Se establece la libertad contractual con la sola limitación, de carácter general, de que los acuerdos celebrados no infrinjan las leyes, ni la moral, ni el orden público. Dentro de los límites de la seguridad jurídica que implica el respeto a estas barreras de la legalidad y que han sido examinadas en el comentarios del art. 13 CC, pueden las partes libremente concertar cuanto crean que es conveniente a sus intereses, denominándose pacto a todo acuerdo que con cierto carácter accesorio tiene por finalidad dejar establecida una modalidad de cumplimiento de la sustancia contractual que, v. gr. puede ser una compraventa con precio aplazado.

Noción de cláusula

Se conoce por cláusula a todo apartado que va generalmente numerado en el documento acreditativo del contrato y que se refiere a un aspecto concreto del contrato y así, debe haber una cláusula referida al precio, otra a la entrega de la cosa, y cuantas más sean necesarias. Pero también suele dársele el nombre de cláusula a lo que se identifica como pacto, de suerte que suelen tener contenido similar y ser utilizados como sinónimos los vocablos pacto, cláusula y condición.
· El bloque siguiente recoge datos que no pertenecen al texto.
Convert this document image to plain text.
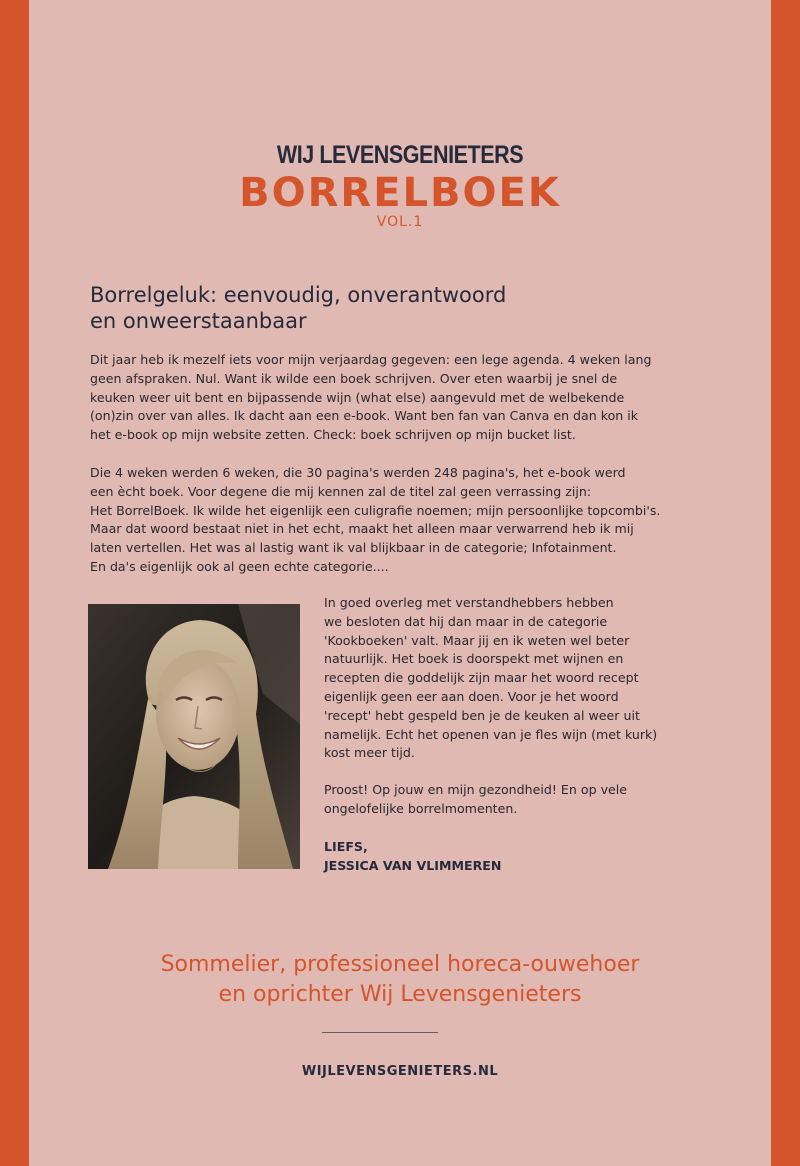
WIJ LEVENSGENIETERS
BORRELBOEK
VOL.1
Borrelgeluk: eenvoudig, onverantwoord
en onweerstaanbaar

Dit jaar heb ik mezelf iets voor mijn verjaardag gegeven: een lege agenda. 4 weken lang
geen afspraken. Nul. Want ik wilde een boek schrijven. Over eten waarbij je snel de
keuken weer uit bent en bijpassende wijn (what else) aangevuld met de welbekende
(on)zin over van alles. Ik dacht aan een e-book. Want ben fan van Canva en dan kon ik
het e-book op mijn website zetten. Check: boek schrijven op mijn bucket list.

Die 4 weken werden 6 weken, die 30 pagina's werden 248 pagina's, het e-book werd
een ècht boek. Voor degene die mij kennen zal de titel zal geen verrassing zijn:
Het BorrelBoek. Ik wilde het eigenlijk een culigrafie noemen; mijn persoonlijke topcombi's.
Maar dat woord bestaat niet in het echt, maakt het alleen maar verwarrend heb ik mij
laten vertellen. Het was al lastig want ik val blijkbaar in de categorie; Infotainment.
En da's eigenlijk ook al geen echte categorie....

In goed overleg met verstandhebbers hebben
we besloten dat hij dan maar in de categorie
'Kookboeken' valt. Maar jij en ik weten wel beter
natuurlijk. Het boek is doorspekt met wijnen en
recepten die goddelijk zijn maar het woord recept
eigenlijk geen eer aan doen. Voor je het woord
'recept' hebt gespeld ben je de keuken al weer uit
namelijk. Echt het openen van je fles wijn (met kurk)
kost meer tijd.

Proost! Op jouw en mijn gezondheid! En op vele
ongelofelijke borrelmomenten.

LIEFS,

JESSICA VAN VLIMMEREN

Sommelier, professioneel horeca-ouwehoer
en oprichter Wij Levensgenieters

WIJLEVENSGENIETERS.NL
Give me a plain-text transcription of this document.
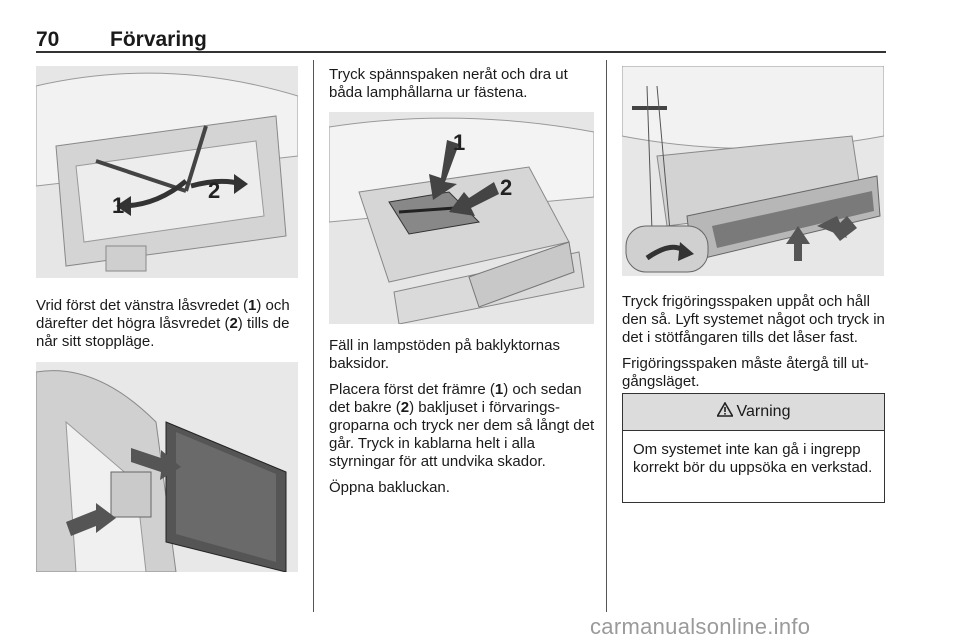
70 Förvaring
1
2
Vrid först det vänstra låsvredet (1) och därefter det högra låsvredet (2) tills de når sitt stoppläge.
Tryck spännspaken neråt och dra ut båda lamphållarna ur fästena.
1
2

Fäll in lampstöden på baklyktornas baksidor.

Placera först det främre (1) och sedan det bakre (2) bakljuset i förvaringsgroparna och tryck ner dem så långt det går. Tryck in kablarna helt i alla styrningar för att undvika skador.

Öppna bakluckan.

Tryck frigöringsspaken uppåt och håll den så. Lyft systemet något och tryck in det i stötfångaren tills det låser fast.

Frigöringsspaken måste återgå till utgångsläget.

Varning
Om systemet inte kan gå i ingrepp korrekt bör du uppsöka en verkstad.
carmanualsonline.info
Porque las condiciones de los contratos no son otra cosa que las modalidades que las partes se imponen recíprocamente a través de los acuerdos a que llegan y que en el documento se van ordenando por escrito, separando unos de otros para su mejor entendimiento.

Contratos de adhesión

No obstante esta libertad contractual, las exigencias de la vida moderna han impuesto la necesidad de introcudir contratos-tipo, llamados también contratos masa, que son verdaderos contratos de adhesión por los cuales una de las partes carece de toda disponibilidad y no tiene más opción que aceptar las condiciones o estipulaciones que la otra parte ha impuesto en cláusulas que se ponen a la firma ya impresas con anterioridad.

La jurisprudencia ha declarado que en un contrato de adhesión, la interpretación de las cláusulas oscuras, imprecisas o contradictorias no puede, de ninguna manera, favorecer a la parte que hubiese ocasionado la oscuridad conf. art. 1288 CC (TS 1ª, S. 16 jul 1984).

Puede decirse que en estos casos no existe contrato como negocio jurídico, sino solamente contrato como norma jurídica, ya que la parte débil de la contratación carece de facultad de deliberación y con ello, de alternativas de voluntariedad. No hay opción; o se firma el contrato como está impreso o se carecerá de agua corriente, de luz eléctrica, de gas o de teléfono. Y no hay alternativa porque no existe posibilidad de introducir modificaciones en alguna de las condiciones preestipuladas. Estos contratos de adhesión son cada vez más corrientes y constituyen verdaderos atropellos por el abuso del derecho que se deriva de la necesidad del usuario del servicio público y también de los privados, como las pólizas bancarias, los contratos de seguros y los créditos de financiación mercantil, sin contar con la posibilidad de verdaderos fraudes que se cometen en la imposición de ciertas condiciones desarrolladas en lo que comúnmente se conoce como "letra pequeña", que en muchos casos suponen condiciones leoninas. Contra estos abusos se ha producido una reacción evidente en el Derecho comparado, y en España el tema dio un paso adelante con la ley de protección de los derechos del consumidor y del usuario (L 26/1984, de 19 jul), y luego con la L 17/1998, 13 abr, de condiciones generarles de la contratación.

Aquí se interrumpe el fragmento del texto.